If you believe a scar revision can work for you, we can provide additional information to help you understand the types of scars, procedures that can treat them, and results you can expect. Your treatment experience will depend on your unique circumstances and severity of the scar. Please call our office to schedule an appointment and meet with Dr. Lesavoy. You may reach us at 310-248-5451.

BEST CANDIDATES FOR SCAR REVISION
Many scars that appear large and unattractive at first may become less noticeable in time. Some scars can be treated with steroids to relieve symptoms such as tenderness and itching. Because of this, many plastic surgeons recommend waiting as long as a year or more after an injury or surgery before you decide to have scar revision.

If you’re bothered by the appearance of a scar, your first step should be to consult a board-certified plastic surgeon such as Dr. Lesavoy. The surgeon will examine you and discuss possible methods of treating your scar, risks and benefits involved and possible outcomes. Be frank in discussing your expectations with Dr. Lesavoy, and make sure they’re realistic. Don’t hesitate to ask any questions or express any concerns you may have.

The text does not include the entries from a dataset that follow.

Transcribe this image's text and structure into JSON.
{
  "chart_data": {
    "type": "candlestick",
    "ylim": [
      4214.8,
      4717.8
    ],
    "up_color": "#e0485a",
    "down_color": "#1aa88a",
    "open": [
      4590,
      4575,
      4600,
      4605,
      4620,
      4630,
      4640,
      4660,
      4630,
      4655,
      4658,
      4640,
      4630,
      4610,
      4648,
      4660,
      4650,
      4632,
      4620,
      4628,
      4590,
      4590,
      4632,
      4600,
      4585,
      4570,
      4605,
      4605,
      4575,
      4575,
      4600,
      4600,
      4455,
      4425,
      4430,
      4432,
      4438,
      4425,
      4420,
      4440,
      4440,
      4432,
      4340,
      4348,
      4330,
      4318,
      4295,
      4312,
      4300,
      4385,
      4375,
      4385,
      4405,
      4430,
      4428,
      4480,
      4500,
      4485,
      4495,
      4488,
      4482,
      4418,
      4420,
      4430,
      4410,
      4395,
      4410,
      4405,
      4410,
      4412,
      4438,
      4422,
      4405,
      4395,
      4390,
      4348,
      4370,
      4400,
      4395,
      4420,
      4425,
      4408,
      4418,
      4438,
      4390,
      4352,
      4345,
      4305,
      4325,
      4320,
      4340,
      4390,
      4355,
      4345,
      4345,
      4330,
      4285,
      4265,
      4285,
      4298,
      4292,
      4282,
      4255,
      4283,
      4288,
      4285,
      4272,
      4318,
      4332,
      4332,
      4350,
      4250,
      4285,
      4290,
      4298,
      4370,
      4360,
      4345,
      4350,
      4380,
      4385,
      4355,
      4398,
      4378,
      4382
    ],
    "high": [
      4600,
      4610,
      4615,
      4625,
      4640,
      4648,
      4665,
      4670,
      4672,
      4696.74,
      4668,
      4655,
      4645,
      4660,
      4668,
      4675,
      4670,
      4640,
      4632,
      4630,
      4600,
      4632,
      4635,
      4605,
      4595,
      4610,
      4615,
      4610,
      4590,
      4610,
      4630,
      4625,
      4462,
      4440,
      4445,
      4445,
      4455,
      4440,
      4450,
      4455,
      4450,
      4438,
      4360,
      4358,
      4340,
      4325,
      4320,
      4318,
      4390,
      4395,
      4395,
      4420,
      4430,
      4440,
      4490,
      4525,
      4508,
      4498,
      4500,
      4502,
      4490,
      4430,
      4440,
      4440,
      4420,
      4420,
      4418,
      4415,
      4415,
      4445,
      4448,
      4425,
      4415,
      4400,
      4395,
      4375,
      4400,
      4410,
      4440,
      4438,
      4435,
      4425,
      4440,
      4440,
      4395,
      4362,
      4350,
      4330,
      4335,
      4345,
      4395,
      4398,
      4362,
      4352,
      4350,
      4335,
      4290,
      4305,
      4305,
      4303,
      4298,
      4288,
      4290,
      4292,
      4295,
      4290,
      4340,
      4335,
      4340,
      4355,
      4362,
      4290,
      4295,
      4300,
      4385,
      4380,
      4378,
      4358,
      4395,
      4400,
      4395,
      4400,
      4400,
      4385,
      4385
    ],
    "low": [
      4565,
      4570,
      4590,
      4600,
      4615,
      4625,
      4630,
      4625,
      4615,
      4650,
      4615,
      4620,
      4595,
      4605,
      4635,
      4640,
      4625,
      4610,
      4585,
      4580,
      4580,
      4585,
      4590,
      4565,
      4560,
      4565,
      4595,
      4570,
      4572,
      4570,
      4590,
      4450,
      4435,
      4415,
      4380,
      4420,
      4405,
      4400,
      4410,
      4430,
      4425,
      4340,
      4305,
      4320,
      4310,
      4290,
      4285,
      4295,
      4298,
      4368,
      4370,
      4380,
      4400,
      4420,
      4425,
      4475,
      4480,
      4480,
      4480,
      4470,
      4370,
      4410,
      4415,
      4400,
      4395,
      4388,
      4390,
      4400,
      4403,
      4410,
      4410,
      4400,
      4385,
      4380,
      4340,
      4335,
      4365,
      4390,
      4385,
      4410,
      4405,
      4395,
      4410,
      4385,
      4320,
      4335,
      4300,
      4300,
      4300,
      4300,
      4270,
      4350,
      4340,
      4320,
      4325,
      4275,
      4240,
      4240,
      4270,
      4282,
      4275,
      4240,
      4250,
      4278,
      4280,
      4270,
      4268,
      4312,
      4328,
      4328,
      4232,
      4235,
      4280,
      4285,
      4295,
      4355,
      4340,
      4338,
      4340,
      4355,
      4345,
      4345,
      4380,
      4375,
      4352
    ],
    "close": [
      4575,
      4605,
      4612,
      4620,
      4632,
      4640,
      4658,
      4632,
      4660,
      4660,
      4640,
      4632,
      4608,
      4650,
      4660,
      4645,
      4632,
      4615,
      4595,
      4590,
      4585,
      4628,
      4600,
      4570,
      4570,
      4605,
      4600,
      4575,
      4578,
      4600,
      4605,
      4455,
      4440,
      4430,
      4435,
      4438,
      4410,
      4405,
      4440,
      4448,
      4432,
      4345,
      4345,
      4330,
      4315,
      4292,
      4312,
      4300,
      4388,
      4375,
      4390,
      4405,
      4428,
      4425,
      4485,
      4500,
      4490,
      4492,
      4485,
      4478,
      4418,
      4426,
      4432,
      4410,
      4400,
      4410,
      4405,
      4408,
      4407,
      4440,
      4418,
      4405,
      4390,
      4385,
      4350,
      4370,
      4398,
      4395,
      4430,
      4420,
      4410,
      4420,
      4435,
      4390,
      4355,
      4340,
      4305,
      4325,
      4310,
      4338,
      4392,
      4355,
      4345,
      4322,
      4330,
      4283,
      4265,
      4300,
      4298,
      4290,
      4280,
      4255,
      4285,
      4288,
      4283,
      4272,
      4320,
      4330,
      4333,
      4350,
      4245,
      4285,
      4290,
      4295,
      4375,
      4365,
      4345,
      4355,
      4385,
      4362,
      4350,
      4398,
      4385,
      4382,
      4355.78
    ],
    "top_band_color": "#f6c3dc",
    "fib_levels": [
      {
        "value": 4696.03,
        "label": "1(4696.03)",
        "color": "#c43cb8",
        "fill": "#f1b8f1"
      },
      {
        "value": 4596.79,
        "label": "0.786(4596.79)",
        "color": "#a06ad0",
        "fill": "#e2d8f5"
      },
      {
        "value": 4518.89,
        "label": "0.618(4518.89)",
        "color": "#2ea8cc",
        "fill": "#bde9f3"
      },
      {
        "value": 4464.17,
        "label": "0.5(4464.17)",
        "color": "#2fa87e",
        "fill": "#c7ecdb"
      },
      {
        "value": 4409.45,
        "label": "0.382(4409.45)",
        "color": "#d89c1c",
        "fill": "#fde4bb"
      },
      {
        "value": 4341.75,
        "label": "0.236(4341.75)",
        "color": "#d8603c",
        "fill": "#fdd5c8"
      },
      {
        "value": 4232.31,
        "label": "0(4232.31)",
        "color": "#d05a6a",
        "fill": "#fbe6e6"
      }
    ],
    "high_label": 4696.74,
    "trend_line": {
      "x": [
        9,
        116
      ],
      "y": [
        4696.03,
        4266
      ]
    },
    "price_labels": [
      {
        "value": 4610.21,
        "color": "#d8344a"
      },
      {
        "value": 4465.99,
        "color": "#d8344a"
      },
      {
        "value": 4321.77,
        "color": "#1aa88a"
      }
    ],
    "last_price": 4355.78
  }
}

Insurance generally doesn’t cover cosmetic procedures. However, if scar revision surgery is performed to minimize scarring from an injury or to improve your ability to function, it may be at least partially covered by your insurance. Check your policy or call your carrier in order to be sure.

DOES SCAR REVISION WORK?
Scar revision is successful as long as the patient understands that once there is a cut or incision on the skin, either surgical or traumatic, there will always be a scar. The object of a plastic surgeon to revise a heavy or thick or wide scar is to improve it, but it will never remove the scar.
HOW LONG DOES SCAR REVISION TAKE TO HEAL?
The initial healing phase of a surgical scar revision may include localized swelling, discoloration or discomfort and may take up to 2 weeks. Healing will continue for several weeks and has a new scar heals it will slowly refine and fade up to approximately 6 months.
WHEN SHOULD YOU REVISE A SCAR?
One must wait at least 6 months for the old scar to heal and then revision can be done.
WHAT TYPE OF ANASTHESIA IS USED FOR SCAR REVISION?
Scar revision traditionally is performed under local anesthesia as an outpatient.
UNCERTAINTY AND RISK WITH SCAR REVISION
While generally safe, there is always the possibility of complications with scar revision. These may include infection, bleeding, a reaction to the anesthesia, or the recurrence of an unsightly scar.

You can reduce your risks by choosing a qualified plastic surgeon such as Dr. Lesavoy and closely following his advice, both before surgery and in follow-up care.